Comment by Aeolun

18 hours ago

It’s not the fall. It’s the enforced idleness afterwards.

Yeah. My Grandmother lived a pretty long time but she had a boarder named Lillian who at 95 was still walking 2 or 3 miles to the store every day. One day her daughter gave her a lift and managed to get into a fairly minor accident. (My Dad claimed that the daughter was herself too old to be driving.)

Anyhow Lillian broke an ankle. Went to hospital. And there was some complication. And then another. And 2 weeks later she's passed away, never having gotten out of the hospital.

I think people - especially when you're old - are more like sharks then not. If you don't keep moving nothing good happens.

I sometimes wonder if VR is ever successful, perhaps in the 2050s, some of the idleness will be less of an issue.

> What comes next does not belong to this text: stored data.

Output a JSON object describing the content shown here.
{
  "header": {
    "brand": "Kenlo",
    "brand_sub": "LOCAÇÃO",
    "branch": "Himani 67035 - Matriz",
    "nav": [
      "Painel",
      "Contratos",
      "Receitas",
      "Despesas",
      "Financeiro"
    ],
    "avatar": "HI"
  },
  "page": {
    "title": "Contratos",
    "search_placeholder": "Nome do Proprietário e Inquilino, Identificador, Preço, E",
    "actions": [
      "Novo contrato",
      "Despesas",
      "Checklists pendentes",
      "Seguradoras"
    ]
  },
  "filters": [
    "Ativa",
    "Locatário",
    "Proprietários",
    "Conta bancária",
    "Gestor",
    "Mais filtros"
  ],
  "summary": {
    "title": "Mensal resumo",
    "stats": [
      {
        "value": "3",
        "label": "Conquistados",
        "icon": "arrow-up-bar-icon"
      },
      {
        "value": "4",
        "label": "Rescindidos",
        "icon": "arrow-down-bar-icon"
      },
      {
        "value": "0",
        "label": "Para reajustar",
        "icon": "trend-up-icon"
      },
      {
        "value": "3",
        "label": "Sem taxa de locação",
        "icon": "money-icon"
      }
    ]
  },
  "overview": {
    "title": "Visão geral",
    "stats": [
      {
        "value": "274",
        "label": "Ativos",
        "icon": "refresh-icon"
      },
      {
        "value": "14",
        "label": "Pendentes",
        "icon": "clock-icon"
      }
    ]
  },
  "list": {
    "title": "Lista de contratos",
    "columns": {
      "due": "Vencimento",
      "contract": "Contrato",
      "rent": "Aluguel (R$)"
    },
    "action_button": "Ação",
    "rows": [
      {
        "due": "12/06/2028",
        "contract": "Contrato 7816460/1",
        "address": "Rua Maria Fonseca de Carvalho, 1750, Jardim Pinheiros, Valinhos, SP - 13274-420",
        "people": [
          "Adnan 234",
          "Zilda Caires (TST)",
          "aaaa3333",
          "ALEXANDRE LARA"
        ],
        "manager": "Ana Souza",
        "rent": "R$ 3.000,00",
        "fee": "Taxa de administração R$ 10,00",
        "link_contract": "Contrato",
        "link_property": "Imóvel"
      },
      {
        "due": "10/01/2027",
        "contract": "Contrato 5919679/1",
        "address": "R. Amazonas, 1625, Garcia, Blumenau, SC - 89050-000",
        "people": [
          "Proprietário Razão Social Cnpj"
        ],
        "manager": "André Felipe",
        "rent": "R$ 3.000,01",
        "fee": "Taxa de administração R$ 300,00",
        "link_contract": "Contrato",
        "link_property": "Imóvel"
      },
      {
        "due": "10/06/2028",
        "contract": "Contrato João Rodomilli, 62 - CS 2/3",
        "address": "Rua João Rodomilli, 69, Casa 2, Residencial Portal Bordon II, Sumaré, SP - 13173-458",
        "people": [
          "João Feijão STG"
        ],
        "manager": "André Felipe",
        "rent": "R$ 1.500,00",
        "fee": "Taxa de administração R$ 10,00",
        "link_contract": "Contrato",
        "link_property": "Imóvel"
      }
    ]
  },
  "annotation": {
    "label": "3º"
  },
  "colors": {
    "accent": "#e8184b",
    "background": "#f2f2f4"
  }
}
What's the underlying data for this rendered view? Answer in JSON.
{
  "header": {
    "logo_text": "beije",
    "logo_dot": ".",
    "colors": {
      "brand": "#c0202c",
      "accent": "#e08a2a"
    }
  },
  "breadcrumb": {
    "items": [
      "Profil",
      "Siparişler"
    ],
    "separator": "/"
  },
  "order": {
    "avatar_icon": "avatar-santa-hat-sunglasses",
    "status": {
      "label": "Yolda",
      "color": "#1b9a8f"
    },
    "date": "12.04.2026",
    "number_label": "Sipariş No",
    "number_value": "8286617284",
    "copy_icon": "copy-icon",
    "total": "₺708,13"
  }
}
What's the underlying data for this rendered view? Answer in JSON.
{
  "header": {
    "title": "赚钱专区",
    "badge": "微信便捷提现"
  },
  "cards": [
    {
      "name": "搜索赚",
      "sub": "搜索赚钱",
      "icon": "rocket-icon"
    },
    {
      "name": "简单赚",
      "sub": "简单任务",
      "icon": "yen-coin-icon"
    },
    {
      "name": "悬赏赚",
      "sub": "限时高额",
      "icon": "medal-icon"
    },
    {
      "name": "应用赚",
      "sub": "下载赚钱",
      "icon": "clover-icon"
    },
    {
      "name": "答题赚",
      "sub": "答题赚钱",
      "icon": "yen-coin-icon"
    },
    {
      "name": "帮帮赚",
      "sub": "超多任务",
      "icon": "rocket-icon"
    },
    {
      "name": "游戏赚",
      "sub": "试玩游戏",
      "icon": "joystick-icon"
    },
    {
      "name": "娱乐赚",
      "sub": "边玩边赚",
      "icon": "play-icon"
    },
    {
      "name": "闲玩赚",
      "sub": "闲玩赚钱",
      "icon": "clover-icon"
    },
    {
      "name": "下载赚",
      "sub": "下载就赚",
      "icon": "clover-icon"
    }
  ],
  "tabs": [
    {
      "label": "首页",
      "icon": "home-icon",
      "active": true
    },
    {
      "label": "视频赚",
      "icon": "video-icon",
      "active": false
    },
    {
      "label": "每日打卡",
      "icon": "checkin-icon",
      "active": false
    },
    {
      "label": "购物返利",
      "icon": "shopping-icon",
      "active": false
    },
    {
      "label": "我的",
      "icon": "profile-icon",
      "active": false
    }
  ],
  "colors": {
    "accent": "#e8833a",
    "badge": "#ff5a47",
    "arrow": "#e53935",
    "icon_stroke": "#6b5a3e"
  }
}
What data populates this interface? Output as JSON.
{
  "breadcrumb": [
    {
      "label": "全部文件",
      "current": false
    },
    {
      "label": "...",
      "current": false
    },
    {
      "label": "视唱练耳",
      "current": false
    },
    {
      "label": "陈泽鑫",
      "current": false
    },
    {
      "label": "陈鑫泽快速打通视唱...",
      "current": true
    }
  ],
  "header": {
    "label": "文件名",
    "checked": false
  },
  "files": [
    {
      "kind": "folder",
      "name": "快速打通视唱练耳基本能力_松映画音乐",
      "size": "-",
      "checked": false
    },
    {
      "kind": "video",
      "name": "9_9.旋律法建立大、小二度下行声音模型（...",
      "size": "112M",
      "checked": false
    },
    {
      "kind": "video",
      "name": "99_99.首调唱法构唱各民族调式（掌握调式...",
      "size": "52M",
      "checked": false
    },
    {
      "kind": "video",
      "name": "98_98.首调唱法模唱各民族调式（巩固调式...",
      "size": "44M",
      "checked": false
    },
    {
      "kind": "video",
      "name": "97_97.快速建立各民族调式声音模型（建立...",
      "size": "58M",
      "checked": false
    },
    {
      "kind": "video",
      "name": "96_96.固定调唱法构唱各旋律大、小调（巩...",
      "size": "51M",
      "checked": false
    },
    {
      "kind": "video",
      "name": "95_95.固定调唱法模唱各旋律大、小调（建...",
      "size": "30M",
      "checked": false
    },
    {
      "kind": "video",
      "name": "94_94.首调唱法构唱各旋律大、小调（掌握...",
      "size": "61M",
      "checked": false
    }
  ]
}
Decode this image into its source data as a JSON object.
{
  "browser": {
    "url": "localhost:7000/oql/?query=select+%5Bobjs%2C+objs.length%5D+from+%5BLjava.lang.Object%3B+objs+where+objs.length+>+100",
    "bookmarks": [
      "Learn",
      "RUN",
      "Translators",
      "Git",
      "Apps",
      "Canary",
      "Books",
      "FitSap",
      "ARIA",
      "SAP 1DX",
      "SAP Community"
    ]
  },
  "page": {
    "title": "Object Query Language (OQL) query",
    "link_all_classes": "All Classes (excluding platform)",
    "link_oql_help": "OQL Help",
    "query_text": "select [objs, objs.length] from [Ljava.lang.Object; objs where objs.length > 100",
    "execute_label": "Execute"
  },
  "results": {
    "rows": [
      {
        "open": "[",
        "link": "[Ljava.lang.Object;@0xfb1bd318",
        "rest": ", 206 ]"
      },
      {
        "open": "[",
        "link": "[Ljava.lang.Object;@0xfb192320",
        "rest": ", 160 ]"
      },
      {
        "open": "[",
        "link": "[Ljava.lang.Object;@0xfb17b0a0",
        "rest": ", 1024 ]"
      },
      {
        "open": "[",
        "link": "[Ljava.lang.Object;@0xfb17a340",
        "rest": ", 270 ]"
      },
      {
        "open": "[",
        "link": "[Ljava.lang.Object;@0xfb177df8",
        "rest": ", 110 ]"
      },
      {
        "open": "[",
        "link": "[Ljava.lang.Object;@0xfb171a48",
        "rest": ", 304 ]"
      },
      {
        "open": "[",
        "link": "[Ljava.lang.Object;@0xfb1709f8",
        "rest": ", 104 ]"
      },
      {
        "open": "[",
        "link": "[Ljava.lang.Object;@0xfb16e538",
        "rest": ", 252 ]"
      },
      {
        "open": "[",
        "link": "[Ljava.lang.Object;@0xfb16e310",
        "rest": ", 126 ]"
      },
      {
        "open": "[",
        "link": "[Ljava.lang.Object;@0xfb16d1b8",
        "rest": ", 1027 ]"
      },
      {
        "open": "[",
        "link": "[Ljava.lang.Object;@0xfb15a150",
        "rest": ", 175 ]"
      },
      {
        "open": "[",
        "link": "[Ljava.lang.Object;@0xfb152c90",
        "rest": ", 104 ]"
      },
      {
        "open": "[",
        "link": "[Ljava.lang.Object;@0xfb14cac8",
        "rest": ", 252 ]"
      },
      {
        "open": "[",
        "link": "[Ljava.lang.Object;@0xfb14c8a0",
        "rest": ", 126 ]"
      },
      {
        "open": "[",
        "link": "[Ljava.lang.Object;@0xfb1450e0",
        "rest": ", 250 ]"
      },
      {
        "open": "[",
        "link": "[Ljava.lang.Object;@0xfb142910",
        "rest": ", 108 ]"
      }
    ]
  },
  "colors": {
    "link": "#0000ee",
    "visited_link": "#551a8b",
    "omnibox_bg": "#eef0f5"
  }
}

The lack of movement rather than rich stimulation might remain the issuem I look forward to a study if there hasn't been one yet.

  • Muscles atrophy without consistent activity. VR can't replace that for someone with a broken hip / leg / spine. The whole cardiopulmonary system weakens with age, as does the immune system and healing takes longer, so an injury from a fall is much harder on the body than an equivalent injury to a younger person.

Old family wisdom - "People fall at every age. But getting back up gets harder every year, and the time comes when you can't."